Ernest could, on command and with equal unconcern, dismiss a potential suitor with a scathing comment on appearance or a sarcastic quip. He opened his mouth, and the perfect remark for the situation flowed out like poetry. He was worse now with texting shorthand insults intended to wither any hope. His friends sometimes challenged him to best his previous performances. A multitude of opportunities presented themselves. Ernest relished them for two reasons: Ernest was a strikingly handsome man, and his best friend Lou was a gadabout.

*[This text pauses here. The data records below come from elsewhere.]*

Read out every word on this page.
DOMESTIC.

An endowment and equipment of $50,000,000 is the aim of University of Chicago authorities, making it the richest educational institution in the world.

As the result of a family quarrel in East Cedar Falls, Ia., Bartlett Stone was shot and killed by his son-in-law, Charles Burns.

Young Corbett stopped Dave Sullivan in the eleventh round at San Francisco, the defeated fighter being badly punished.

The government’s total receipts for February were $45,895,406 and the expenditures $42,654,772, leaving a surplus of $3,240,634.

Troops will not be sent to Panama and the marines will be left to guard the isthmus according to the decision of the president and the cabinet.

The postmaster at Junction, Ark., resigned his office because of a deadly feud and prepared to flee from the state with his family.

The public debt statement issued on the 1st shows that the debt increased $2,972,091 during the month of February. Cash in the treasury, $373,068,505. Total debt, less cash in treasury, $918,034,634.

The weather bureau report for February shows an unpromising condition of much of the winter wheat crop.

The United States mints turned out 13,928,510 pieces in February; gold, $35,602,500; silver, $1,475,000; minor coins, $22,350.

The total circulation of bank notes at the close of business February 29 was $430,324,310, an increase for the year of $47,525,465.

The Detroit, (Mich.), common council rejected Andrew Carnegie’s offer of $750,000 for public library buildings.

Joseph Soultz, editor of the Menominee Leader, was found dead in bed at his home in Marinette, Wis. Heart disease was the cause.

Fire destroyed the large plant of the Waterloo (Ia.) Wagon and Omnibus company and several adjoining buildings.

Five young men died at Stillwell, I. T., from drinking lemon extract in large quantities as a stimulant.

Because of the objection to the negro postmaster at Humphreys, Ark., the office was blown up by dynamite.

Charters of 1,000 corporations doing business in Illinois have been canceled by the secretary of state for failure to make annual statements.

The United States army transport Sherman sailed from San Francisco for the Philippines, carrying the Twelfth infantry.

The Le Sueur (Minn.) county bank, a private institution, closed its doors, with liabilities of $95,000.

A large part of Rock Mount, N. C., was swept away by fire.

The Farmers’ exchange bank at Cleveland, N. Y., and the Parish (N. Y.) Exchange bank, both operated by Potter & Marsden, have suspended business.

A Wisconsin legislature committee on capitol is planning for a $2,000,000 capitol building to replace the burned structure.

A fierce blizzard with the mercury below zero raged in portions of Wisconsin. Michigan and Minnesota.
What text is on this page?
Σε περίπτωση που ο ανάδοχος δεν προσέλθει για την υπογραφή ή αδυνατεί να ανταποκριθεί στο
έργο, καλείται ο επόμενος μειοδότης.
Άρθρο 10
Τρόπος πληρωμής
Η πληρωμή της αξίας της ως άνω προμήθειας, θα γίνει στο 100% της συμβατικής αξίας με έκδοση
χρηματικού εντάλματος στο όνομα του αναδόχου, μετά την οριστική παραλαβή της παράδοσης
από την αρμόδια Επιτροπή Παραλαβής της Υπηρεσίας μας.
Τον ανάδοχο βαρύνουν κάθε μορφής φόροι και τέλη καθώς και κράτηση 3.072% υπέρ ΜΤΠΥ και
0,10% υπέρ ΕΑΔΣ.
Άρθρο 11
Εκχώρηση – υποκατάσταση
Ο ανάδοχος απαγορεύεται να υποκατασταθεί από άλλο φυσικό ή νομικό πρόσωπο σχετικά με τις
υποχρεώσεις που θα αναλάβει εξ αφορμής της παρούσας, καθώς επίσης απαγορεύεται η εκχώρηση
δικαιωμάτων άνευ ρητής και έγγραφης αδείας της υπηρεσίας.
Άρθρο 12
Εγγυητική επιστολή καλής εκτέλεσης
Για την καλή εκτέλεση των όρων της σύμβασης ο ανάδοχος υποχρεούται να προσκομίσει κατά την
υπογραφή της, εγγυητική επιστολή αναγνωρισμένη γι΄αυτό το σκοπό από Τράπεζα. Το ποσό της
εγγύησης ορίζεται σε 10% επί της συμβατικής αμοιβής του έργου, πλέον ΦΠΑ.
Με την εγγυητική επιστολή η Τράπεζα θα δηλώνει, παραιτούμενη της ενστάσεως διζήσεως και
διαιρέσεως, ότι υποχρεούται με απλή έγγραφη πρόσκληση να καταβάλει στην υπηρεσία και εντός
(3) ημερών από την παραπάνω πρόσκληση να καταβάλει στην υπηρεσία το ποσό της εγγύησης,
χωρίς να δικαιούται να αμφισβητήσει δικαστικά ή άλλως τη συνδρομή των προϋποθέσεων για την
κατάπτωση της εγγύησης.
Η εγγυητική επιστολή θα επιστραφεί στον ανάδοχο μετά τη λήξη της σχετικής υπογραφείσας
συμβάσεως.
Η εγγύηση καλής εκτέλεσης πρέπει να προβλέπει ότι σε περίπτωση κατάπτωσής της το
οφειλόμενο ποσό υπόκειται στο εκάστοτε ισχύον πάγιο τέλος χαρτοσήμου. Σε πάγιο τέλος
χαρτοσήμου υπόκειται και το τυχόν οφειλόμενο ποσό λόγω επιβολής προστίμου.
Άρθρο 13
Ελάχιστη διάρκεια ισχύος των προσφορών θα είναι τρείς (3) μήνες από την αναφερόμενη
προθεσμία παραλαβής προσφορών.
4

Ernest came from old money and good genes. His parents could both trace their ancestry to minor British royals. In more recent times, his grandmother had been an artist’s muse and model, his mother was a former beauty queen, and his father and granduncle were men of industry.

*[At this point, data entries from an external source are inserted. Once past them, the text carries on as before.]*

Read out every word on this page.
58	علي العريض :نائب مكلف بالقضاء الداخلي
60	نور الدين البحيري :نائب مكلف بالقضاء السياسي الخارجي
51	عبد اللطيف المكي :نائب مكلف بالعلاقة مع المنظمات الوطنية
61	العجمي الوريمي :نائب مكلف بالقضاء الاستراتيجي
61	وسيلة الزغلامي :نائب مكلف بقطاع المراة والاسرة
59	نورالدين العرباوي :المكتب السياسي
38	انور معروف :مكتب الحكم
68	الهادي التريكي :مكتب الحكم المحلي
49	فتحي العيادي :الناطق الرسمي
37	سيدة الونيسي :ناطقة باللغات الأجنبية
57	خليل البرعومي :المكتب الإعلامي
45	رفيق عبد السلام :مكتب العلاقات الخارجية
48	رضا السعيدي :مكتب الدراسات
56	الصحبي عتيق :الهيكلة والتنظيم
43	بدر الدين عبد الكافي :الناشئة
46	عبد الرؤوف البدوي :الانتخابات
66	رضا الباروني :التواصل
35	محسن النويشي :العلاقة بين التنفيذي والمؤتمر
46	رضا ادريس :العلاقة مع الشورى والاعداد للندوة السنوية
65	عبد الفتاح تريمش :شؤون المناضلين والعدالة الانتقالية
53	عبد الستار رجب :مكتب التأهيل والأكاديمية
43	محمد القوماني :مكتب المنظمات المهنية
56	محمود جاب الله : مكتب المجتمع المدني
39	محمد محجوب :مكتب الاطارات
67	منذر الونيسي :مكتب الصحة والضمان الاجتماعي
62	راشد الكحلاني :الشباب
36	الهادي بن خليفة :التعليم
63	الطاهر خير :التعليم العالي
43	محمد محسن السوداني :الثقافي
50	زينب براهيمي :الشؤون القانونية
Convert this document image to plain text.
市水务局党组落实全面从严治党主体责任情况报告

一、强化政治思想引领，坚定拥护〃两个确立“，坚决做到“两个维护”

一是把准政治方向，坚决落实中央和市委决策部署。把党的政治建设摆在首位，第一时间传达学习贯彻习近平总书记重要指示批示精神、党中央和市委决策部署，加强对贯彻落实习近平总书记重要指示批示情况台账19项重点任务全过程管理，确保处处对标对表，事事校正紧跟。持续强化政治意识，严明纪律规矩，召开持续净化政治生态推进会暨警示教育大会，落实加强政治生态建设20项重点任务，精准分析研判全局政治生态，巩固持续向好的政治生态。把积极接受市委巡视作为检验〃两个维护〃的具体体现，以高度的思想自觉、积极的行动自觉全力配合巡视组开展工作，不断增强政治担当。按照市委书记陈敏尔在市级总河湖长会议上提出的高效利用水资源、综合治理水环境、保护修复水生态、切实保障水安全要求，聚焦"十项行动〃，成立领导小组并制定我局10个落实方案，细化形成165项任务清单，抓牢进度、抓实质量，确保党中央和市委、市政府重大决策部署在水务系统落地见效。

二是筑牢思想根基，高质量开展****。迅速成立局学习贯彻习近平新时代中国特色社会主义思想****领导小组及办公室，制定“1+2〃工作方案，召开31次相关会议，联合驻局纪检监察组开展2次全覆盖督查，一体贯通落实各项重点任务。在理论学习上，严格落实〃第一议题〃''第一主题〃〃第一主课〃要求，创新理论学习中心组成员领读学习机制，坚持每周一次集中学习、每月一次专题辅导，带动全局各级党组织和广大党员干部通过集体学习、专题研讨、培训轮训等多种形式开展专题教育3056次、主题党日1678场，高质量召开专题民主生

What to say about Lou? Louis Carrison III was the son of a steel magnate war veteran and a small-town restaurant owner with big ambitions who nursed a wounded soldier back to health and then married him. “It’s the stuff of romance novels and dramatic movies,” Lou was fond of saying, rather too enthusiastically, to anyone who would listen.

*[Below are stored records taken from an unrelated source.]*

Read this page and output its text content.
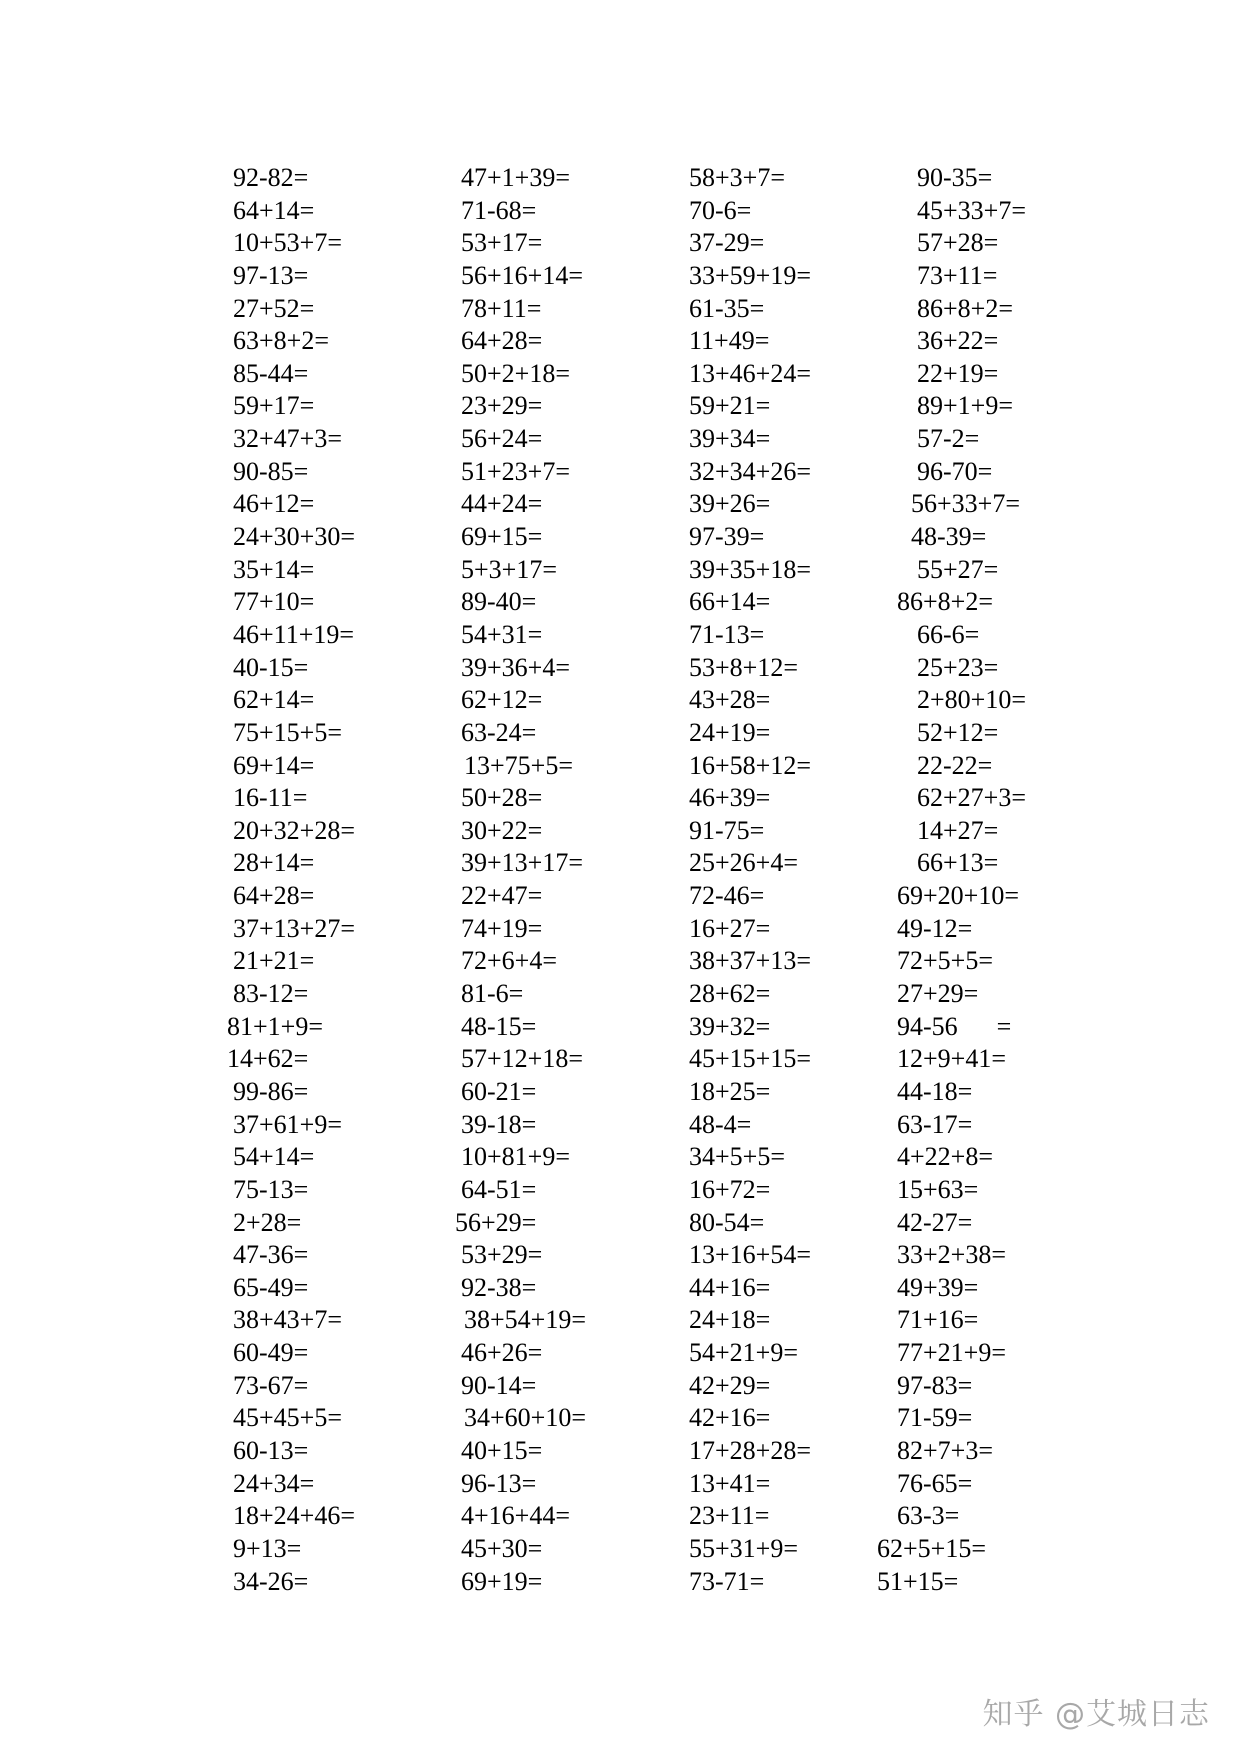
92-82=
64+14=
10+53+7=
97-13=
27+52=
63+8+2=
85-44=
59+17=
32+47+3=
90-85=
46+12=
24+30+30=
35+14=
77+10=
46+11+19=
40-15=
62+14=
75+15+5=
69+14=
16-11=
20+32+28=
28+14=
64+28=
37+13+27=
21+21=
83-12=
81+1+9=
14+62=
99-86=
37+61+9=
54+14=
75-13=
2+28=
47-36=
65-49=
38+43+7=
60-49=
73-67=
45+45+5=
60-13=
24+34=
18+24+46=
9+13=
34-26=
47+1+39=
71-68=
53+17=
56+16+14=
78+11=
64+28=
50+2+18=
23+29=
56+24=
51+23+7=
44+24=
69+15=
5+3+17=
89-40=
54+31=
39+36+4=
62+12=
63-24=
13+75+5=
50+28=
30+22=
39+13+17=
22+47=
74+19=
72+6+4=
81-6=
48-15=
57+12+18=
60-21=
39-18=
10+81+9=
64-51=
56+29=
53+29=
92-38=
38+54+19=
46+26=
90-14=
34+60+10=
40+15=
96-13=
4+16+44=
45+30=
69+19=
58+3+7=
70-6=
37-29=
33+59+19=
61-35=
11+49=
13+46+24=
59+21=
39+34=
32+34+26=
39+26=
97-39=
39+35+18=
66+14=
71-13=
53+8+12=
43+28=
24+19=
16+58+12=
46+39=
91-75=
25+26+4=
72-46=
16+27=
38+37+13=
28+62=
39+32=
45+15+15=
18+25=
48-4=
34+5+5=
16+72=
80-54=
13+16+54=
44+16=
24+18=
54+21+9=
42+29=
42+16=
17+28+28=
13+41=
23+11=
55+31+9=
73-71=
90-35=
45+33+7=
57+28=
73+11=
86+8+2=
36+22=
22+19=
89+1+9=
57-2=
96-70=
56+33+7=
48-39=
55+27=
86+8+2=
66-6=
25+23=
2+80+10=
52+12=
22-22=
62+27+3=
14+27=
66+13=
69+20+10=
49-12=
72+5+5=
27+29=
94-56      =
12+9+41=
44-18=
63-17=
4+22+8=
15+63=
42-27=
33+2+38=
49+39=
71+16=
77+21+9=
97-83=
71-59=
82+7+3=
76-65=
63-3=
62+5+15=
51+15=
知乎 @艾城日志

Ernest and Lou had known each other since their early years at L’école des Infants where the preschoolers learned French and snacked on bon bons. They had no choice but to be friends. They attended all the same schools until Ernest left for Harvard. Their parents fostered a friendship that flagged only during the middle-school years when Lou’s exuberant sophistication caused rumors of homosexuality. In defense of his own reputation, Ernest took to calling his lifelong friend the gadfly of their company. “Every group has one,” he explained to the befuddled jocks he lead on the football field.
Lou and Ernest had known each other for 30 years by the time they were trolling for divorcées while on business trips. Those women were easy pickings; grateful to have Ernest’s attention, or desperate enough to ignore Lou’s more effeminate behaviors.